Et si et quand un tel vaccin est développé, la technologie derrière la nouvelle injection devra encore être suffisamment simple pour que les fabricants puissent la produire à grande échelle.

Un vaccin COVID-19 est en cours de préparation à Sydney.
Un vaccin COVID-19 est en cours de préparation à Sydney. Crédit: Jenny Evans/fausses images

La plupart des médecins, chercheurs et scientifiques ont fait l’éloge des injections d’ARNm de Pfizer et Moderna, en partie parce qu’elles pouvaient être testées et fabriquées en plusieurs mois, par rapport aux vaccins traditionnels, qui peuvent prendre des années.

Mais la technologie derrière les vaccins à ARNm est beaucoup plus récente, ce qui signifie que de nombreuses installations n’ont pas la capacité de les produire. Un vaccin plus traditionnel, en revanche, pourrait être plus facile à mettre à l’échelle.

Cela ne fonctionnera pas si l’injection “ne peut pas être fabriquée de manière reproductible”, a déclaré Sriram Sathyanarayanan, directeur scientifique de la société de biotechnologie Codiak BioSciences. “Nous devons garder la construction suffisamment simple pour que nous puissions fabriquer.”

Et le nouveau vaccin ne peut être fabriqué sans une ressource fondamentale : l’argent.

‘incitations’ nécessaires

“Il devrait toujours y avoir des incitations pour que les fabricants investissent dans la constitution d’un stock prêt”, Maria Bottazzi, codirectrice du Center for Vaccine Development du Texas Children’s Hospital du Baylor College of Medicine de Houston.

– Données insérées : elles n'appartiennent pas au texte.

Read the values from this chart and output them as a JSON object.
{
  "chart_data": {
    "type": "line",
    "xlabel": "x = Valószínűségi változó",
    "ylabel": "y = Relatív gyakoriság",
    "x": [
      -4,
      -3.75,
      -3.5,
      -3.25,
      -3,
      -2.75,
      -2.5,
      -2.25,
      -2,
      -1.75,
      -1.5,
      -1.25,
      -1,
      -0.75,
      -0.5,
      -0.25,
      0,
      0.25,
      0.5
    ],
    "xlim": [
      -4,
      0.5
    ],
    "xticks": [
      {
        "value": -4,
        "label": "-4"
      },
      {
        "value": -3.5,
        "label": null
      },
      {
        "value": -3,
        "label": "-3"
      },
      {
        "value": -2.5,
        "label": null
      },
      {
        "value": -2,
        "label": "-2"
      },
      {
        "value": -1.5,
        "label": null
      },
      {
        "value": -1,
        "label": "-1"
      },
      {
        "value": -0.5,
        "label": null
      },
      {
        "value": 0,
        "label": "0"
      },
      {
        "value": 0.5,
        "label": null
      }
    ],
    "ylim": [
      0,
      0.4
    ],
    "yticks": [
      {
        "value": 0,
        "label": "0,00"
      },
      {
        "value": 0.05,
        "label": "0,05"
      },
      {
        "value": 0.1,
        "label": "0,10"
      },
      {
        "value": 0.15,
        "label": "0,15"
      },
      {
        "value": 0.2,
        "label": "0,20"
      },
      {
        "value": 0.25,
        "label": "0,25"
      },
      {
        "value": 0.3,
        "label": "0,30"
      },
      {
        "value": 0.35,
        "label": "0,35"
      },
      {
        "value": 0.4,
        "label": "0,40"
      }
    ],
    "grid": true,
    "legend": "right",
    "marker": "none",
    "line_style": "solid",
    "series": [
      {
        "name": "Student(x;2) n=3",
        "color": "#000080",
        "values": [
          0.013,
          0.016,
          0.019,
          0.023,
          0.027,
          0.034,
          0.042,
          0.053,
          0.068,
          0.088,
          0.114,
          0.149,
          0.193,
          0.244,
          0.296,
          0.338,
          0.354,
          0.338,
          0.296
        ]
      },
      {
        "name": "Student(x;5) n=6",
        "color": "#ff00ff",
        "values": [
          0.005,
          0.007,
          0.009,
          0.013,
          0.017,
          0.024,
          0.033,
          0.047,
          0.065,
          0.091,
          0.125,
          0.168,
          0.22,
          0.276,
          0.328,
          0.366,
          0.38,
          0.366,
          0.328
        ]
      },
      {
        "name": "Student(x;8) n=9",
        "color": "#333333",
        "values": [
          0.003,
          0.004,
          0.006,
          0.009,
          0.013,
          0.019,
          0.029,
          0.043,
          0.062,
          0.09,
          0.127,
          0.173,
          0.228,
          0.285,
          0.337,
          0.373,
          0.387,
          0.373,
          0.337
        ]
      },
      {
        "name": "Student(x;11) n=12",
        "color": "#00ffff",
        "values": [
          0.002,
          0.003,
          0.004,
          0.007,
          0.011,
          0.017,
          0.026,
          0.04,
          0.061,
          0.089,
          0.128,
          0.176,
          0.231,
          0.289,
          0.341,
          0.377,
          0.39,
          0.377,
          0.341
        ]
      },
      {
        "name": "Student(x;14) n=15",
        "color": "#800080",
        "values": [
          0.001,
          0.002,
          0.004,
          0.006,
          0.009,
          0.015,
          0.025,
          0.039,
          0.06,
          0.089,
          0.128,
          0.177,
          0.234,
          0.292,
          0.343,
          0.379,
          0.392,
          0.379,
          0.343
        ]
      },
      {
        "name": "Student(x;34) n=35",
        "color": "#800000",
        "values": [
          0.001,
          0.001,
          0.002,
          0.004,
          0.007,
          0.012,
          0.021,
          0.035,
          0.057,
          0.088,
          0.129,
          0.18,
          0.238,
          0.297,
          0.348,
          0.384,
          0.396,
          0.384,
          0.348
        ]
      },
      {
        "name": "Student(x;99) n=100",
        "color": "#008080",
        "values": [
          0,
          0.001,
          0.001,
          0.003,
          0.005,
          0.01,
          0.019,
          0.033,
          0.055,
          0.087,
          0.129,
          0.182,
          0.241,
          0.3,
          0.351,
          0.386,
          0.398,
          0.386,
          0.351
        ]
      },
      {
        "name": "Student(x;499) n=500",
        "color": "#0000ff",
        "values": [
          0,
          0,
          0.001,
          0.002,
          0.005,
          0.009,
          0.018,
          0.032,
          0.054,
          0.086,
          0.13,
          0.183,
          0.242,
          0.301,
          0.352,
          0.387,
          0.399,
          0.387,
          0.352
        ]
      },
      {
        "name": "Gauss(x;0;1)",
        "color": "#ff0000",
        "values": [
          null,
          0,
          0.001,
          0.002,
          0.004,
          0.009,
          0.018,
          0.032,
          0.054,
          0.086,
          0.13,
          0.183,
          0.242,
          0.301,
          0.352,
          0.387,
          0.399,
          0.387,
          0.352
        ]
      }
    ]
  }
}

Bottazzi a aidé à développer un autre vaccin COVID qui a été autorisé en Inde et utilise une technologie de vaccin plus ancienne.

Les scientifiques peuvent “créer une grande technologie, mais nous devons voir comment elle peut être financée”, a déclaré Bottazzi.

Modjarrad de Walter Reed a déclaré que le développement du vaccin pourrait refléter l’opération Warp Speed, l’initiative public-privé qui a aidé à créer les vaccins Covid actuels de Pfizer et Moderna.

La stratégie pourrait inciter les fabricants de médicaments à développer des injections pour des variantes et d’autres menaces qui “n’existent pas encore”, a-t-il déclaré.